Wie weit diese Äußerung von der Realität entfernt ist, zeigt Ihnen, Kolleginnen und Kollegen von der CSU-Fraktion, die große Zahl von Petitionen zu diesem Gesetzentwurf. Wäre dieser Gesetzentwurf wirklich vom Gedanken der vertrauensvollen Zusammenarbeit getragen, hätte sich sicher keine solche Flut von Petitionen ergeben, die just diese Zusammenarbeit an vielen Stellen einfordern. Besser noch: Der Gesetzentwurf wäre im Sinne einer vertrauensvollen Zusammenarbeit erarbeitet worden. Dann hätte es vielleicht gar keine oder nur wenige Petitionen gegeben.

Meine Damen und Herren, lassen Sie mich einige Bereiche aufzeigen, in denen unserer Meinung nach die Staatsregierung nicht nur die vertrauensvolle Zusammenarbeit mit den Arbeitnehmervertretungen, sondern jegliche Einfl ussmöglichkeit der Personalvertretung verweigert. Reformen können nur erfolgreich sein, wenn das Personal bzw. die Personalvertretung mit einbezogen wird. Die Novellierung des Bayerischen Personalvertretungsgesetzes hätte die Möglichkeit geboten, eine solche Beteiligung verbindlich festzuschreiben, damit künftig nicht wie bei der jüngsten Verwaltungsreform Entscheidungen über die Köpfe der Betroffenen hinweg gefällt werden.

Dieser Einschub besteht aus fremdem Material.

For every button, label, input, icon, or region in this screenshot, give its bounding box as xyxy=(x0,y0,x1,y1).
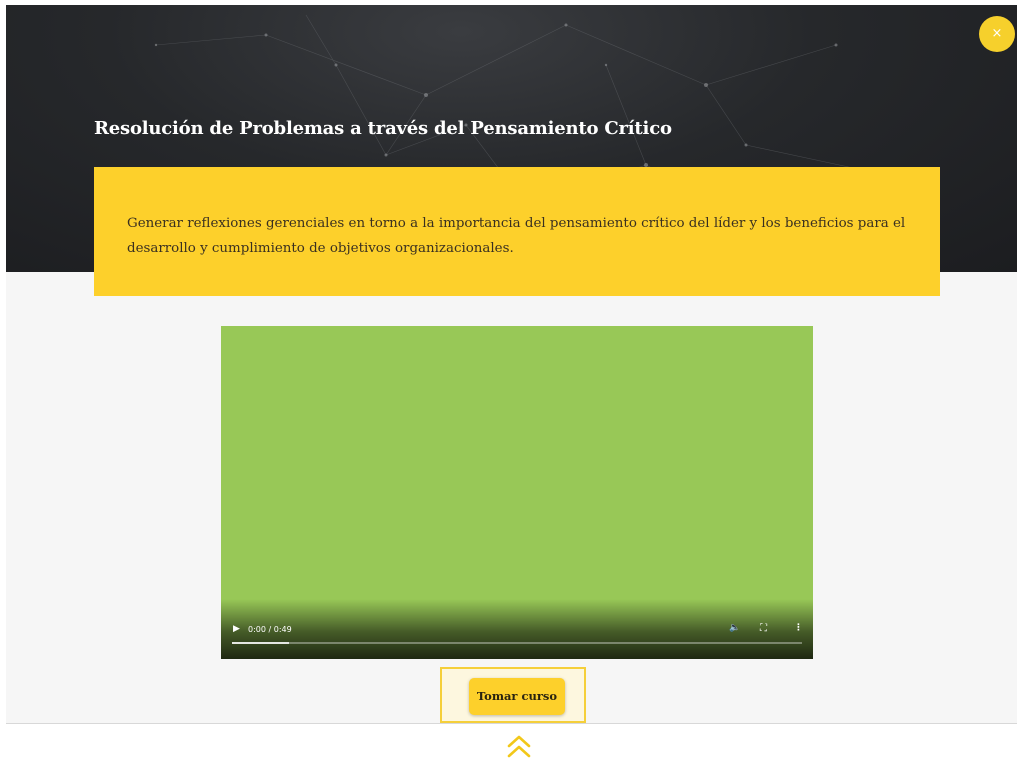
video-progress-bar[interactable] xyxy=(232,642,802,644)
more-options-icon[interactable]: ⋮ xyxy=(794,623,803,633)
video-player[interactable]: ▶ 0:00 / 0:49 🔈 ⛶ ⋮ xyxy=(221,326,813,659)
objective-text: Generar reflexiones gerenciales en torno… xyxy=(127,216,906,256)
video-buffer-fill xyxy=(232,642,289,644)
fullscreen-icon[interactable]: ⛶ xyxy=(760,623,767,634)
objective-box: Generar reflexiones gerenciales en torno… xyxy=(94,167,940,296)
take-course-button[interactable]: Tomar curso xyxy=(469,678,565,715)
cta-focus-frame: Tomar curso xyxy=(440,667,586,723)
close-icon: × xyxy=(991,26,1003,41)
double-chevron-up-icon[interactable] xyxy=(505,733,533,761)
course-title: Resolución de Problemas a través del Pen… xyxy=(94,118,672,139)
close-button[interactable]: × xyxy=(979,16,1015,52)
volume-icon[interactable]: 🔈 xyxy=(729,623,740,633)
course-modal: × Resolución de Problemas a través del P… xyxy=(6,5,1017,724)
play-icon[interactable]: ▶ xyxy=(233,624,240,634)
video-time: 0:00 / 0:49 xyxy=(248,625,292,634)
video-controls: ▶ 0:00 / 0:49 🔈 ⛶ ⋮ xyxy=(221,599,813,659)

Leider wurde diese Chance vergeben.

Bei einem Punkt, der schon angesprochen wurde, hat inzwischen sogar die Rechtsprechung die Position der Opposition gestützt und die der Staatsregierung und der Mehrheitsfraktion in die Schranken gewiesen. Das Bundesverwaltungsgericht in Leipzig hat in seiner Entscheidung vom 21. März 2007 erklärt, dass das Personalvertretungsrecht auch für die Ein-Euro-Job-Verhältnisse gilt und dass die Ein-Euro-Job- Verhältnisse der Mitbestimmung unterliegen. Wir hätten vielleicht doch noch etwas länger beraten sollen, dann hätten wir diese Rechtsprechung mit einarbeiten können. So bleibt der peinliche Tatbestand, dass eine gesetzliche Regelung, bevor sie in der Zweiten Lesung beschlossen wird, von der Rechtsprechung bereits ausgehebelt wird.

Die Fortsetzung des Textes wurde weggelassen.